Used correctly, colour can bring a publication to life and make your marketing message ‘pop’ off the page.
Getting colour right is, however, more complex than it seems – particularly if you want your corporate colours to look consistent across a variety of media.
Confused by colour? Here’s our quick reference guide:
Colour by numbers (and letters)
If you ask for information on the colours that make up a company logo, it might be provided in one of the following formats:
RGB – stands for red, green and blue and is often used as the default colour system for designing materials to be used online.
CMYK – stands for cyan, magenta, yellow and black. This four-ink process can be used to reproduce a huge variety of colours in print.

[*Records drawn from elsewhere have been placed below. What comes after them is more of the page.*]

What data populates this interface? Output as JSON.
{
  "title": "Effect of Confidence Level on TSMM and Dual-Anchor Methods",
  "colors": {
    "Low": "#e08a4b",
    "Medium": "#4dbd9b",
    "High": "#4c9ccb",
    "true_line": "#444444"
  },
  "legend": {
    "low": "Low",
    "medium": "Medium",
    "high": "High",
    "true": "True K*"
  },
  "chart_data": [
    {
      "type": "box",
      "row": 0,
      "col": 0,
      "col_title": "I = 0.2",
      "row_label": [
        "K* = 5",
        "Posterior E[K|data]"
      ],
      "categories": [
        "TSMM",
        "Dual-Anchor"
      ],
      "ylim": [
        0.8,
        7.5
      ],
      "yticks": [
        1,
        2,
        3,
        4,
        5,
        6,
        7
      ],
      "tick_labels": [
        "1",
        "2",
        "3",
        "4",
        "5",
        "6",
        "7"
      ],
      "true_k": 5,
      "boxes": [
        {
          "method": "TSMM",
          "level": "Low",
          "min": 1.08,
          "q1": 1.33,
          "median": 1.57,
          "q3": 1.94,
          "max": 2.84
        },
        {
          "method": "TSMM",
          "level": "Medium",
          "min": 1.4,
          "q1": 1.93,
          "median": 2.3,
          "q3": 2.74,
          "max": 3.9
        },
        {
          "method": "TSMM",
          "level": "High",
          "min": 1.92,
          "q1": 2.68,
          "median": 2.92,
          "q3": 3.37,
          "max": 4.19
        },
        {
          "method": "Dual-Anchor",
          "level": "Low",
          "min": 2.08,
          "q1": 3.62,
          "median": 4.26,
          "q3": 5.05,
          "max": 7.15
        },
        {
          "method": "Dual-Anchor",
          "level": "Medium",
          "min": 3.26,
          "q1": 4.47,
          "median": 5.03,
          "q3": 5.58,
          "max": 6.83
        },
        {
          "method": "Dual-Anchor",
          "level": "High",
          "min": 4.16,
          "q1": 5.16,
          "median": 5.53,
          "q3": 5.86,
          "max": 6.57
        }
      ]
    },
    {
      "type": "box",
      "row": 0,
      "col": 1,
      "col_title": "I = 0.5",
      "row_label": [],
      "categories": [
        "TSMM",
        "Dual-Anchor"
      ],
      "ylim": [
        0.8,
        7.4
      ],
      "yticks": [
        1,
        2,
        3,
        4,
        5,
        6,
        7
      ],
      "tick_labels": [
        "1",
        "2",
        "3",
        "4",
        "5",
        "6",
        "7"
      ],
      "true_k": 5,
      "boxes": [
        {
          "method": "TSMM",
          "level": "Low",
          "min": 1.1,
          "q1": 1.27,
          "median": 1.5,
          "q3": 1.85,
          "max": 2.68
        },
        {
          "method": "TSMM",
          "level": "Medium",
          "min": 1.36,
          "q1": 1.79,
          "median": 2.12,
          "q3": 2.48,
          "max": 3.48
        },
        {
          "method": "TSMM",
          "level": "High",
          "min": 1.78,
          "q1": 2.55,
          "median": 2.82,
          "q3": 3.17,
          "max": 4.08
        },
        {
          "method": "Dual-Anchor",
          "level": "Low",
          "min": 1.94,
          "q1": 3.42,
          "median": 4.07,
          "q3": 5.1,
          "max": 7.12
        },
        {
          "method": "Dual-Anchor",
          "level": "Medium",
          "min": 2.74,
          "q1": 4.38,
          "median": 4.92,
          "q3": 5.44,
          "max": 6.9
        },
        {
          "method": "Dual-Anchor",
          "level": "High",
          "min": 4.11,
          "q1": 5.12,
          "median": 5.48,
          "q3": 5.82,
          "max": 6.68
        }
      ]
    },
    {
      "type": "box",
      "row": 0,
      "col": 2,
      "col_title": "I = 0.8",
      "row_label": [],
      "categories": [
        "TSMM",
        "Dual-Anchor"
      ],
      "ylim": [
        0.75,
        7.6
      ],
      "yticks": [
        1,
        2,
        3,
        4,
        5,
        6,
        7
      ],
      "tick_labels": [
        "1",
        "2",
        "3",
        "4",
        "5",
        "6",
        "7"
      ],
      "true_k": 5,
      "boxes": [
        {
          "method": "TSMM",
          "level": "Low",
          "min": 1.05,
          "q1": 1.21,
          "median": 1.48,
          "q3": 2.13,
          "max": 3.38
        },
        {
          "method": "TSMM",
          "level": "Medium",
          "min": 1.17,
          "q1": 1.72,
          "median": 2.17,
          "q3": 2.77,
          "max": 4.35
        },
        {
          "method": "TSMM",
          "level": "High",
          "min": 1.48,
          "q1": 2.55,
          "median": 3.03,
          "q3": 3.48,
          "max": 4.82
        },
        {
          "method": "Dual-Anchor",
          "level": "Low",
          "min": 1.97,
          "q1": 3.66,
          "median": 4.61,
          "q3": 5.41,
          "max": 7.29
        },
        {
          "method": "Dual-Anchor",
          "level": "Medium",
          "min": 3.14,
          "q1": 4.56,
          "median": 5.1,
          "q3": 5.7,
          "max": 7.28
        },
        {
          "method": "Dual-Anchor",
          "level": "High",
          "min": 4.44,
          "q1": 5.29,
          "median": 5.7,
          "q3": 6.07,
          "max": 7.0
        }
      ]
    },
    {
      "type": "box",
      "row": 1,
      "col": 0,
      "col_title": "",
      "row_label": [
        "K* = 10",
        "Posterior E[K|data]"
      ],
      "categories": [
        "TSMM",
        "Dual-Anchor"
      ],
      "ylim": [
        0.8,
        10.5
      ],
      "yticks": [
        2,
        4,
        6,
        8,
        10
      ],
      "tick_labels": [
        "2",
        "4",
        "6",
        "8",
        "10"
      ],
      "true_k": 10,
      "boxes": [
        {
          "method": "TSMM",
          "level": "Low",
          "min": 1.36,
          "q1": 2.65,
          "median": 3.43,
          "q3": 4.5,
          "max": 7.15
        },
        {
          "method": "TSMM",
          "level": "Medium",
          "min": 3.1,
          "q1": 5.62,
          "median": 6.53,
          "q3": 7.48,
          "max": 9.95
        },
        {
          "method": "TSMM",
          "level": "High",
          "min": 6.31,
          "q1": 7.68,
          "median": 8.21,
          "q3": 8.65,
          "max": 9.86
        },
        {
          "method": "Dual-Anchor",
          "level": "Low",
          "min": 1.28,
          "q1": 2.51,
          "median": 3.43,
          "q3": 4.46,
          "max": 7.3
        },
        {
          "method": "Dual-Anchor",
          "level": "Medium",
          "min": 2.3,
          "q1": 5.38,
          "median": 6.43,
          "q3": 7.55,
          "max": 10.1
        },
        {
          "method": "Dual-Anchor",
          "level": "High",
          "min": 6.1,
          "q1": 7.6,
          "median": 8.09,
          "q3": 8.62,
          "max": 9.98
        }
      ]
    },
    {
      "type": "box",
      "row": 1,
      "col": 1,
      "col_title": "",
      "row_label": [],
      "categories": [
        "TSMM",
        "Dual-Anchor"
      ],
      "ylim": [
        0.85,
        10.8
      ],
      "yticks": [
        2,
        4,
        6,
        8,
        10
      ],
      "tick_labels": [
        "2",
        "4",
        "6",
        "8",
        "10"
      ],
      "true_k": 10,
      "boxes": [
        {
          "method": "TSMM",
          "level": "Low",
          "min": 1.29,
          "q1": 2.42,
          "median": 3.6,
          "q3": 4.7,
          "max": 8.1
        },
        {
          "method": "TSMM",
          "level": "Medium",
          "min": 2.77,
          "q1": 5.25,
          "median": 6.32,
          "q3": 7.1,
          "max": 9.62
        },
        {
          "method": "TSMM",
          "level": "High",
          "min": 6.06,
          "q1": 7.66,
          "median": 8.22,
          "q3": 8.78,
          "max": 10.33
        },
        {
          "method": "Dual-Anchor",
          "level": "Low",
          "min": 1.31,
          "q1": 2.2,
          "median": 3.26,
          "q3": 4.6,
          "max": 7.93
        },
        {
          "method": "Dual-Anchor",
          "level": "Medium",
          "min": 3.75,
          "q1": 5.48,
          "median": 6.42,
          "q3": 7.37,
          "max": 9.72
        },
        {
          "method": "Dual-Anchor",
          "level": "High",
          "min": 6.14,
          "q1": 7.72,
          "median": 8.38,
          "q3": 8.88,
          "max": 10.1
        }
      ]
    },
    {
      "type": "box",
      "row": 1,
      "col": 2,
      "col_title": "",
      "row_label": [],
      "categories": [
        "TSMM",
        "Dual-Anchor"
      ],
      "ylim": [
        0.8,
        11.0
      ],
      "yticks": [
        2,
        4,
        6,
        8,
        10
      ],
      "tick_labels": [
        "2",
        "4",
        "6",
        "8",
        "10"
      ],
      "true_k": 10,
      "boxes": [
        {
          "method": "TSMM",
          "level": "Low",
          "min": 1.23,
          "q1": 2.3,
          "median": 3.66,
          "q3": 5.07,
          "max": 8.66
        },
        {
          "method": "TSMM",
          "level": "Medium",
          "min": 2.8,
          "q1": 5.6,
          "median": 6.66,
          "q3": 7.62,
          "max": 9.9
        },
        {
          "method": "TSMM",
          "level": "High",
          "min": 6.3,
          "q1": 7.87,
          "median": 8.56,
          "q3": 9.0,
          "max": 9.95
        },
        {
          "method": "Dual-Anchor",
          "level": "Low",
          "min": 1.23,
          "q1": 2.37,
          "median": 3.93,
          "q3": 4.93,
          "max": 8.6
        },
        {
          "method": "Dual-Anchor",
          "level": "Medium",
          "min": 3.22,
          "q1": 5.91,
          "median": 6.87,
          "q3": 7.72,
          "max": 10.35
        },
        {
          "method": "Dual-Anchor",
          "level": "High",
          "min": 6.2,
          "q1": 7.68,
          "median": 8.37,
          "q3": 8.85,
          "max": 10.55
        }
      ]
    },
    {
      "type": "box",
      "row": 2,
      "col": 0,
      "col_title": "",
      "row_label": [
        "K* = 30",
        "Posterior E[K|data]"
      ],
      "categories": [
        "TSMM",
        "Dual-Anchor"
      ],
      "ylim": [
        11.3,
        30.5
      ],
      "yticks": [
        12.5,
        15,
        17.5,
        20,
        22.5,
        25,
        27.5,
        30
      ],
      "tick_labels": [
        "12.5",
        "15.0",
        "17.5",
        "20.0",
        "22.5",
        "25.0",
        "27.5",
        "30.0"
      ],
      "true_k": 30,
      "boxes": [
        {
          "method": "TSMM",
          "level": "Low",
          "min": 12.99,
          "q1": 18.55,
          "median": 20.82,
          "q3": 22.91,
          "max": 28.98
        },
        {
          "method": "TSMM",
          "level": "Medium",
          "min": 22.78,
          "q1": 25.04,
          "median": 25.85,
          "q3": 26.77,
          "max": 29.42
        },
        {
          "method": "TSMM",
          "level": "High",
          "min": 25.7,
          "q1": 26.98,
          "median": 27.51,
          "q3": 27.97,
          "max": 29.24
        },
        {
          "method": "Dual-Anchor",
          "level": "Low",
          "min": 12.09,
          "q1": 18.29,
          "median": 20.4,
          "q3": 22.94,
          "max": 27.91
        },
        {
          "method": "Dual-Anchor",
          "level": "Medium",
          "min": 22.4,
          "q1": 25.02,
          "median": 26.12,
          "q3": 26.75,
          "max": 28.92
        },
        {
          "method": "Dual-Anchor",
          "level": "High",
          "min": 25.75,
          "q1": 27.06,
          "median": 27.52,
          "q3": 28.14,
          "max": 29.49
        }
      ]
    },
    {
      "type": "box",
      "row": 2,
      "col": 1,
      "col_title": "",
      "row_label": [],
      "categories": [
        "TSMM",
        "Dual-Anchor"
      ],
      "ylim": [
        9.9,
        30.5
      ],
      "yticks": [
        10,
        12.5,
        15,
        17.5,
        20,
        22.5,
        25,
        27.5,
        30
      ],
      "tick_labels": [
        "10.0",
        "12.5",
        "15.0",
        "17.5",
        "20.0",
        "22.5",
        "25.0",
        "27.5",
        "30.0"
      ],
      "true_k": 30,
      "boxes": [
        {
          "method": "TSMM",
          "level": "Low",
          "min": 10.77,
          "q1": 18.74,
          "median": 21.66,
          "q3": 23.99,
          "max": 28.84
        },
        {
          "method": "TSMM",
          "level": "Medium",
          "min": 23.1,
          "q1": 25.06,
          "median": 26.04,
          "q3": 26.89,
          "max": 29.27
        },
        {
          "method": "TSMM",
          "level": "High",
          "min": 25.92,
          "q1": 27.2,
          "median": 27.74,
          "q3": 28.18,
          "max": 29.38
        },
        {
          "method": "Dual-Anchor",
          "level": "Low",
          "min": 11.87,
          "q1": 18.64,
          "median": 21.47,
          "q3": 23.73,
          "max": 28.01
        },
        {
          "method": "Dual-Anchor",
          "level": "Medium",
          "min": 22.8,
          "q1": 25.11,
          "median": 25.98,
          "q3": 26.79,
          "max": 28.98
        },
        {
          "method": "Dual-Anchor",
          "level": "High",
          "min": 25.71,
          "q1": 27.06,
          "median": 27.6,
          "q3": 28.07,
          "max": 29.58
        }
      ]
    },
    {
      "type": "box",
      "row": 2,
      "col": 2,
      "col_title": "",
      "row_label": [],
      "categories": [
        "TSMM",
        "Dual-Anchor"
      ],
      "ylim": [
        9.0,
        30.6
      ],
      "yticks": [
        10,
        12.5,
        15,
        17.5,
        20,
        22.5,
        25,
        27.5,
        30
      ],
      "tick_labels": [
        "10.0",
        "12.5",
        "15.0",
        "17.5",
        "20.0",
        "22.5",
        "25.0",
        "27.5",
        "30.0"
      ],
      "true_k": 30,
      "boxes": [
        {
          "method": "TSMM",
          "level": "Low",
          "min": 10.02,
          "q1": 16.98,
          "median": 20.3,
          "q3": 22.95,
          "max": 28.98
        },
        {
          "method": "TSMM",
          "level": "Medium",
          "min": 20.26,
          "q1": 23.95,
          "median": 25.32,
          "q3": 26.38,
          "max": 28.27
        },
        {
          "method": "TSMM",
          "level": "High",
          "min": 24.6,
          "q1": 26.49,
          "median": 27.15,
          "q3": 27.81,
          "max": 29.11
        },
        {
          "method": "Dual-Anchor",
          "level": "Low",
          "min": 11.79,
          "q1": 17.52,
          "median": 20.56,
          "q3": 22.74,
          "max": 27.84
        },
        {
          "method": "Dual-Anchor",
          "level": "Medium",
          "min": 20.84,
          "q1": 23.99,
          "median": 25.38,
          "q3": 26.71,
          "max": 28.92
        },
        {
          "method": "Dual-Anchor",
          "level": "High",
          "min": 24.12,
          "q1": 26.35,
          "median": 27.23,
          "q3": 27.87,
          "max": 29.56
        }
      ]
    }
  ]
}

Pantone – A Pantone reference is a popular way to communicate the exact colour you desire. The reference allows us to reproduce your colour accurately using the four-ink CMYK process described above or as a spot colour, similarly to how paint is mixed. Some special colours like metallics might have to be reproduced separately. We can keep you right on that.
Same ink, different results
If you use the same Pantone reference to print onto different materials, you won’t necessarily get consistent results. Why not? Because items such as letterheads, business cards and glossy brochures use different paper stocks, which may be coated or uncoated. What looks bright and vibrant on a coated paper (which essentially acts as a primer for your ink) might look dull on uncoated paper. This is because uncoated paper tends to act like a sponge, absorbing the ink – and your lovely colour.
The solution: Luckily the Pantone system has colour references for both coated and uncoated papers – look for the ‘C’ or ‘U’ beside the reference. Remember too, that we are here to advise.